Perhaps mine also will be, he thought. It terrified him in some fundamental and joyous way to think that possibly, possibly, this might still end without a sacrifice that was too great for him to bear. He hadn't realized how much he had tried to harden himself against the prospect of killing his own daughter, or how poorly he had managed it.
He crawled into his bed. Danat's certainty lightened the weight that bore him down. The poet wasn't Eiah. This blindness wasn't in her, wasn't who she was. The andat might have been bound by Maati or some other girl. Some girl whom he could bring himself to kill. He closed his eyes, considering how he might avoid having the power of the andat turned on him. The fear would return, he was sure of that. But now, for a moment, he could afford himself the luxury of being more frightened of loss than of the price of victory.
They left before sunrise with the steamcarts' supplies of wood, coal, and water refreshed, the horses replaced with well-rested animals, and the scent of snow heavy in the air. They moved faster than Otah had expected, not pausing to eat or rest. He himself took a turn at the kiln of the larger steamcart, keeping the fire hot and well-fueled. If the armsmen were surprised to see the Emperor working like a commoner, they didn
't say anything. Two couriers passed them riding east, but neither bore a message from Idaan. Three came up behind them bearing letters for the Emperor from what seemed like half the court at Saraykeht and Utani.
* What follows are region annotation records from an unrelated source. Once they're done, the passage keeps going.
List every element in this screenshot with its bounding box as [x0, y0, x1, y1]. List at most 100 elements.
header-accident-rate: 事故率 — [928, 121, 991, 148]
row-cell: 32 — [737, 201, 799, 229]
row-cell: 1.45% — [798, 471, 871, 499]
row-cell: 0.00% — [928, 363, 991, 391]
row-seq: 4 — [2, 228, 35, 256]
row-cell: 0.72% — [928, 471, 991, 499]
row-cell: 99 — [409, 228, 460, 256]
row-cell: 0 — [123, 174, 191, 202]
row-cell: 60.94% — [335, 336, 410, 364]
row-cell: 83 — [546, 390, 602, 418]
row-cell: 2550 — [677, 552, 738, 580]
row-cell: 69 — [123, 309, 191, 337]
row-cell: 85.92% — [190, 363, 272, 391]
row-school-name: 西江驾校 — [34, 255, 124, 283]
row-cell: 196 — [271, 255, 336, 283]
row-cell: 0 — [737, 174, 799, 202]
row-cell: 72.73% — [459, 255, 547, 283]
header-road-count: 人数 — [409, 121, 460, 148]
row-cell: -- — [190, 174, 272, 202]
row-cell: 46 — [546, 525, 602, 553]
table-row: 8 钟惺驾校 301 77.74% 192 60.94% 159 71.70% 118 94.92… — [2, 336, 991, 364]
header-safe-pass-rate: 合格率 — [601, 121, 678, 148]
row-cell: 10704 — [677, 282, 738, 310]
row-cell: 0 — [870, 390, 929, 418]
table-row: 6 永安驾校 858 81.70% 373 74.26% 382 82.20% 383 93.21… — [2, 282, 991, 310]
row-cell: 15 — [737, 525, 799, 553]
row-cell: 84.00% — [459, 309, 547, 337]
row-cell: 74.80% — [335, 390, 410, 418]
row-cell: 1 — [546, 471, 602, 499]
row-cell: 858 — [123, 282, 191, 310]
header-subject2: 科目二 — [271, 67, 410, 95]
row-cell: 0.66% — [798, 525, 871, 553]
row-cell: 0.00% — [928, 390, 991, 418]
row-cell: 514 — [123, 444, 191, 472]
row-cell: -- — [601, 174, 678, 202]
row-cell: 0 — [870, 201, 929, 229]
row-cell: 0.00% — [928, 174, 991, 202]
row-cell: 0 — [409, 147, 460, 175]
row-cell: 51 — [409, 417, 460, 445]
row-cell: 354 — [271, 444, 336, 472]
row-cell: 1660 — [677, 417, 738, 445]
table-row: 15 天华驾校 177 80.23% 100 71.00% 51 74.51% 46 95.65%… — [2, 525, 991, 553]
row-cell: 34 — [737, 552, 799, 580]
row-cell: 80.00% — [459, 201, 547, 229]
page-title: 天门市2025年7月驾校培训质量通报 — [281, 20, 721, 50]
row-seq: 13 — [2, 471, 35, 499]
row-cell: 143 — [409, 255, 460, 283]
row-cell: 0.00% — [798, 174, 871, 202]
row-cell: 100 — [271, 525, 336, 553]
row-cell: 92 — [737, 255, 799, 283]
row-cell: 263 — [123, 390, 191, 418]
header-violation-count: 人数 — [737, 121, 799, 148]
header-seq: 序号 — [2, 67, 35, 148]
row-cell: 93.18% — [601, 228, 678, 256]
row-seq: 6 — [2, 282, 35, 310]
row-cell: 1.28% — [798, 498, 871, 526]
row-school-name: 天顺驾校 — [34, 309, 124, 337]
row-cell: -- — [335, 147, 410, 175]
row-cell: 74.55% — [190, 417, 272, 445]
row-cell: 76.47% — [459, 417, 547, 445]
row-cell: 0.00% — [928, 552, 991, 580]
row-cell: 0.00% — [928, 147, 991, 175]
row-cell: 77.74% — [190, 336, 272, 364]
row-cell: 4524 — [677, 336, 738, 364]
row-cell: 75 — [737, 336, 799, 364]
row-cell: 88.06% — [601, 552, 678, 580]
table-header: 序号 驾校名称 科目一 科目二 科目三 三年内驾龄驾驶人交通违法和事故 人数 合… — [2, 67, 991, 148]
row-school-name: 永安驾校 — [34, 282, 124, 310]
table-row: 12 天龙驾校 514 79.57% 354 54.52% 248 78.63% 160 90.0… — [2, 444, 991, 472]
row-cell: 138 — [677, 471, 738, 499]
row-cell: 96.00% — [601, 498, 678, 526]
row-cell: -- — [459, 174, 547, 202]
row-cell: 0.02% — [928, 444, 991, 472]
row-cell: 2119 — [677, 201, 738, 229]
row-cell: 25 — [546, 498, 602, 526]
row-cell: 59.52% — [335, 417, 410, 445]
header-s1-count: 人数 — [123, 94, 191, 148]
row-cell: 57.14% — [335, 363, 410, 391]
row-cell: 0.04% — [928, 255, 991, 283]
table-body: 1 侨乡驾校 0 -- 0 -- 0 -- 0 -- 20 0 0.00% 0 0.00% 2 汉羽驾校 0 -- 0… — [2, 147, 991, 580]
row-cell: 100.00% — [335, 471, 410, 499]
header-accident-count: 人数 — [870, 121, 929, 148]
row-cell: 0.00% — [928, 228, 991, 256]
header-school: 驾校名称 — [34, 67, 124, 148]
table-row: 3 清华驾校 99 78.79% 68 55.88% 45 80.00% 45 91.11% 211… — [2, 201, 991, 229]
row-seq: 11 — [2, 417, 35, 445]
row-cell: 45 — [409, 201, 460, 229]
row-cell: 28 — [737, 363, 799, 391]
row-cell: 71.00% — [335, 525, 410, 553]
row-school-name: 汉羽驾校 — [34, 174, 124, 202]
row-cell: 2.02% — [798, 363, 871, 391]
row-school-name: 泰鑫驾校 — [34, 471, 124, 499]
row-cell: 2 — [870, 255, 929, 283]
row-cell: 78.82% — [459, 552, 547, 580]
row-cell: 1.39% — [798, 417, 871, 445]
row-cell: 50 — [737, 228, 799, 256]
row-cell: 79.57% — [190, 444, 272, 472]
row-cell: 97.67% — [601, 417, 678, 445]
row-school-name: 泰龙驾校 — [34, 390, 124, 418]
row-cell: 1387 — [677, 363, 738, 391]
Nightfall caught them at the top of the last high, broad pass that opened onto the western plains. On the horizon, Pathai glittered like a congress of stars. The armsmen assembled the sleeping tents, unrolling layers of leather and fur to drape over the canvas. Otah squatted by the kiln, reading through letter after letter. The silk threads that had once sewn the paper closed rested in knots and tangles by his feet. The snow that lay about them was fresh though the sky had cleared, and the cold combined with the day's work to tire him. The joints of his hands ached, and his eyes were tired and difficult to focus. He dreaded the close, airless sleeping tents and the ache-interrupted night that lay before him almost as much as he was annoyed by the petty politics of court.
Letter after letter praised or castigated him for his decision to leave. The Khaiate Council, as it had been deemed in his absence, was either a terrible mistake or an act of surpassing wisdom, and whichever it was, the author of the letter would be better placed on it than someone Otah had named.
Balasar Gice, the only Galt on the council, was pressing for relief ships to sail for Galt with as much food as could be spared and men to help guide and oversee the blinded. The rest of the council was divided, and a third of them had written to Otah for his opinion. Otah put those letters directly into the fire. If he'd meant to answer every difficult question from the road, he wouldn't have created the council.
There was no word from Sinja or Chaburi-Tan. Balasar, writing with a secretary to help him, feared the worst. This letter, Otah tucked into his sleeve. There was no reason to keep it. He could do nothing to affect its news. But he couldn't bring himself to destroy something to do with Sinja when his old friend's fate already seemed so tentative.